Kayyum Kemal

Öncelikle şunu söylemek isterim ki CHP'nin yeni seçilen Genel Başkanı Özgür Özel ve ekibini tasfiye edip yapılmış kurultayları mutlak butlan kapsamında hükümsüz kabul ederek CHP yönetimini kongre öncesi haline döndürmek operasyonuna girişenler muhakkak ki kazanamayacaktır, ben bundan eminim...

Nereden bu kadar eminsin diye soracak olursanız...

Kemal Bey'in kaybetme yeteneğine güveniyorum!

Açıkça söylemek gerekir ki Kemal Bey'in o ya da bu şekilde içinde olduğu herhangi bir operasyonun kazanma şansı olmadığını düşünüyorum, bu yüzden 30 Haziran'a yönelik ciddi bir endişe taşımıyorum...

Peki, olmaz ama olur da tüm hukuk kaideleri ayaklar altına alınır ve 30 Haziran'da mahkeme kurultayları hükümsüz ilan eder ve parti yönetimini kurultay öncesi haline döndürürse ne olur

Bay Kemal Olur Kayyum Kemal...

Bir insan kendi kendine bunu niye yapar

Niye siyasi tarihe isminin Kayyum Kemal diye yazılmasını ister

Elbette bunu bilmek mümkün değil, mantıklı bir açıklaması da yok amma ve lakin tarihe baktığımızda siyasi hırs ve kıskançlıkların en olmadık insanlara en olmadık işleri yaptırdığı da bir çok defa görülmüştür...

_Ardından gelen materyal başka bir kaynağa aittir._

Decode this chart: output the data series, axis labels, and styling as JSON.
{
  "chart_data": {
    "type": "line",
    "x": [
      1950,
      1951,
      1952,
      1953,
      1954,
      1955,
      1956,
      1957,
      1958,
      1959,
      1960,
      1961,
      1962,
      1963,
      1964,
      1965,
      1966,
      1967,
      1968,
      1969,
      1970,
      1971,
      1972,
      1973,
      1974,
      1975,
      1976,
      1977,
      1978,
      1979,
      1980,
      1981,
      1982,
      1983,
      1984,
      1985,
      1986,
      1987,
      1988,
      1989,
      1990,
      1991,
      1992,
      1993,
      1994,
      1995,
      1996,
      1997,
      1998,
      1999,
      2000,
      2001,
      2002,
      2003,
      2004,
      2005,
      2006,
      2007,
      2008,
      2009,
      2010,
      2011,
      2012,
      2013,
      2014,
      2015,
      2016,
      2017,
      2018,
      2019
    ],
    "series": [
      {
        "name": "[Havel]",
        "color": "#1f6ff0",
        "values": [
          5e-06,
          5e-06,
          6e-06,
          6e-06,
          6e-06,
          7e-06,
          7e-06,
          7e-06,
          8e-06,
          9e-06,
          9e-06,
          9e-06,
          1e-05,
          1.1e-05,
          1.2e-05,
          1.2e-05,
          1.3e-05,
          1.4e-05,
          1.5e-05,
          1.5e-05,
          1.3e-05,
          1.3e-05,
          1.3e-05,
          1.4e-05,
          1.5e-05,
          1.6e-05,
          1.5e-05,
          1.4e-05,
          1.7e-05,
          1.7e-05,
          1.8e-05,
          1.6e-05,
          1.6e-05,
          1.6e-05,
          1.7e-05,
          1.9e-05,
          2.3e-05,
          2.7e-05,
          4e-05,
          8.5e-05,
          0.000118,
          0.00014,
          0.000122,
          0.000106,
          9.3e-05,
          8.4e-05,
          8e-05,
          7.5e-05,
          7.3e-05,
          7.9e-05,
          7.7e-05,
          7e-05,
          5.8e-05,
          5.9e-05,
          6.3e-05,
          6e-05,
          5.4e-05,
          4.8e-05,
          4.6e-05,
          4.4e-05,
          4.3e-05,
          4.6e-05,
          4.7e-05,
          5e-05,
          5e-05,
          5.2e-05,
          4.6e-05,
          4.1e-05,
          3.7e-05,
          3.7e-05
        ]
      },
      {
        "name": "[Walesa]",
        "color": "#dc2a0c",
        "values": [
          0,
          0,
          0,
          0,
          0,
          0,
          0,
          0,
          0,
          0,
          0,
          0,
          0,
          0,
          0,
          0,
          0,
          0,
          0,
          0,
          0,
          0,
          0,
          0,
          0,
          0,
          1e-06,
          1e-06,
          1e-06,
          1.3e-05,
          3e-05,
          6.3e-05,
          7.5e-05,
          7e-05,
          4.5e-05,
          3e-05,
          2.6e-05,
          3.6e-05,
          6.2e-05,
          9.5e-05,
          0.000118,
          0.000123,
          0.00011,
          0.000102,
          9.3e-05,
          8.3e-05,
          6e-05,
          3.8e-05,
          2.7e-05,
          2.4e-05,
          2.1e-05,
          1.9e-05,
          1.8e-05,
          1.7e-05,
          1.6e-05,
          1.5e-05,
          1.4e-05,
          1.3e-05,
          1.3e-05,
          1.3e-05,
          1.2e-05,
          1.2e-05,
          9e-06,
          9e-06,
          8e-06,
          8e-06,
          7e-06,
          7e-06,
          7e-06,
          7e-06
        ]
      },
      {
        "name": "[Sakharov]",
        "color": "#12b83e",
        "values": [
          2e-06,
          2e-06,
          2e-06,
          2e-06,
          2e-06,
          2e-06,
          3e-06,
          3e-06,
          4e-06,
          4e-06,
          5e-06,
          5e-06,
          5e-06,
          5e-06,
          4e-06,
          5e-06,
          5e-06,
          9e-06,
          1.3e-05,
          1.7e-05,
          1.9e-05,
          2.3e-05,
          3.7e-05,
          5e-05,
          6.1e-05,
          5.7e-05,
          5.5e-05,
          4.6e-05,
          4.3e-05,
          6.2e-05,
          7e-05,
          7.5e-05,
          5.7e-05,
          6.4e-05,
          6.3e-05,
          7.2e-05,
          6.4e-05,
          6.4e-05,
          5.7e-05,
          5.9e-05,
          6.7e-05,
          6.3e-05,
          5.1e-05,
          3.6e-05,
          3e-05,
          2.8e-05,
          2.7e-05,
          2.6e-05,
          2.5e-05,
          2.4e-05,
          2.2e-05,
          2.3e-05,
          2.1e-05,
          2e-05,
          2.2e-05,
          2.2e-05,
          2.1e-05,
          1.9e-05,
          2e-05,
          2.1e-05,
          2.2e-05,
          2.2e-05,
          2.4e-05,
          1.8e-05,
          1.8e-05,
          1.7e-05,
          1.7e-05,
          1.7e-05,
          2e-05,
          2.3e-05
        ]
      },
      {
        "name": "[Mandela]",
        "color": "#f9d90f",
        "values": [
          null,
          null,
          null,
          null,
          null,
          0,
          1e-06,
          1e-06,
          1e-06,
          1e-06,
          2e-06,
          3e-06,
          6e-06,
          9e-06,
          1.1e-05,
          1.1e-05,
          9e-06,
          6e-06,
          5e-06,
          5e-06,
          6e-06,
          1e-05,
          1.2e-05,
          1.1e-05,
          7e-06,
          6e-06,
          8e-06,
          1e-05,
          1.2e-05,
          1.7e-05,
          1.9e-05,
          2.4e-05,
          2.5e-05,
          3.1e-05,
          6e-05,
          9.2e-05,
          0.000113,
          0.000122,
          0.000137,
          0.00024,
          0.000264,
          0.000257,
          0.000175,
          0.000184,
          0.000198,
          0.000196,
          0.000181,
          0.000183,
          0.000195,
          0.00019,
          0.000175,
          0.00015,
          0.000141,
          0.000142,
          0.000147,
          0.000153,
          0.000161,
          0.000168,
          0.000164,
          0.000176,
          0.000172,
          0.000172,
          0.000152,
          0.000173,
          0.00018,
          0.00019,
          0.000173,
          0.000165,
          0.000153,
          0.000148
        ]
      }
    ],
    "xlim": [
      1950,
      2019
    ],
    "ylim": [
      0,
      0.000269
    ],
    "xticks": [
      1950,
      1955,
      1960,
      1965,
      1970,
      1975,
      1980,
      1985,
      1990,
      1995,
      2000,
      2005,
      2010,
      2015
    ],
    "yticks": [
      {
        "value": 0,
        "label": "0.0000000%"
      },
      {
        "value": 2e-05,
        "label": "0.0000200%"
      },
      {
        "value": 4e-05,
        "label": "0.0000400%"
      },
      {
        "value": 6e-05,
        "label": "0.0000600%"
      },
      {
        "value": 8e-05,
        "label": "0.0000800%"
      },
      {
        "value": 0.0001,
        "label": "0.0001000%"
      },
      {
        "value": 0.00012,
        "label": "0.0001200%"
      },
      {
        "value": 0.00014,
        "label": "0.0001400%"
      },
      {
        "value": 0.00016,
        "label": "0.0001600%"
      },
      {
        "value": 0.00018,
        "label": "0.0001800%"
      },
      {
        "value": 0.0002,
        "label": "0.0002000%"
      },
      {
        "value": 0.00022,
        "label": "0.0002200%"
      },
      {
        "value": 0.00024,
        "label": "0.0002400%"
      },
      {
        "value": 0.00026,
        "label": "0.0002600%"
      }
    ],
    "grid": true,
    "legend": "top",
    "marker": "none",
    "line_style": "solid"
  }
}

Malum Kılıçdaroğlu kendisini ziyaret eden CHP heyeti mahkemenin olası bir mutlak butlan kararına karşı bir açıklama yapmasını isteyince; "Böyle bir açıklama yapamam. Umarım, mutlak butlan çıkmaz ama olursa da partimi kayyuma terk edemem. Ben kabul etmesem kayyum gelecek. Kayyuma mı bırakayım Karardan sonra Özel ile oturur, konuşuruz. Ben devlette uzun süre görev yaptım. Siz bana 'Mahkeme kararına uymayın' diyorsunuz. Ben mahkeme kararlarının sıkıntılı olduğunu biliyorum ancak sonuçta mahkemenin verdiği karara herkes uymak zorunda. Sokak gösterilerini tetikleyecek, parti içinde kırılma yaratacak bir tavrı benden nasıl beklersiniz" demiş.

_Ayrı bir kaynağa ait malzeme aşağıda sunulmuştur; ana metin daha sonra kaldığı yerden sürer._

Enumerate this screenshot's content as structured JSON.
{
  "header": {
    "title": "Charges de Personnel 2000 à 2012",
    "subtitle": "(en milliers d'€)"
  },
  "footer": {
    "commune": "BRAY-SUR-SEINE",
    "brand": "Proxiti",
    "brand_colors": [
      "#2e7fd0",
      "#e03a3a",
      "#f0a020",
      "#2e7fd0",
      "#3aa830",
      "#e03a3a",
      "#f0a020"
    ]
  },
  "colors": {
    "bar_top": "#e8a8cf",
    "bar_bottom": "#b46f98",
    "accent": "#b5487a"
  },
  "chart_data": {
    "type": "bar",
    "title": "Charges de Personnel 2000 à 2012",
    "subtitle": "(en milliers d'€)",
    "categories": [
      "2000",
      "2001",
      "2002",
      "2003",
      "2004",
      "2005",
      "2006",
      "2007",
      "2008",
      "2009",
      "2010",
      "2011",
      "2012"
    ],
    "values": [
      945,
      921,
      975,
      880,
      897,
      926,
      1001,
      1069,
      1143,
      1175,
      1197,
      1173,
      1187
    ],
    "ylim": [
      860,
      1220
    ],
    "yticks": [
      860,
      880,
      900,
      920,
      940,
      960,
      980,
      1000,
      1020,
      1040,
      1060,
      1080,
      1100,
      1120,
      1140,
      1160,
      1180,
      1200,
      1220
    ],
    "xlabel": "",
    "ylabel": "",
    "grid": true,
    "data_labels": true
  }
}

Tam bir istemem yan cebime koy açıklaması olmuş ve açıkça söylemek gerekirse bu açıklamalar Kemal Bey'in saray ile işbirliği içinde saray rejimini koruma derdinde olduğunu göstermektedir...

Oysa Kemal Bey çıkıp: "Arkadaşlar muktedirler tarafından partimizin yükselişinin önünü kesmek, seçim ile kazandığımız belediyeleri elimizden almak ve esir tutulan arkadaşlarımızı mapus damlarında çürütmek için hukukun araçsallaştırıldığı siyasi bir operasyon yapılmaktadır...

Bu kumpas girişimini elbette dayanışarak savuşturacağız...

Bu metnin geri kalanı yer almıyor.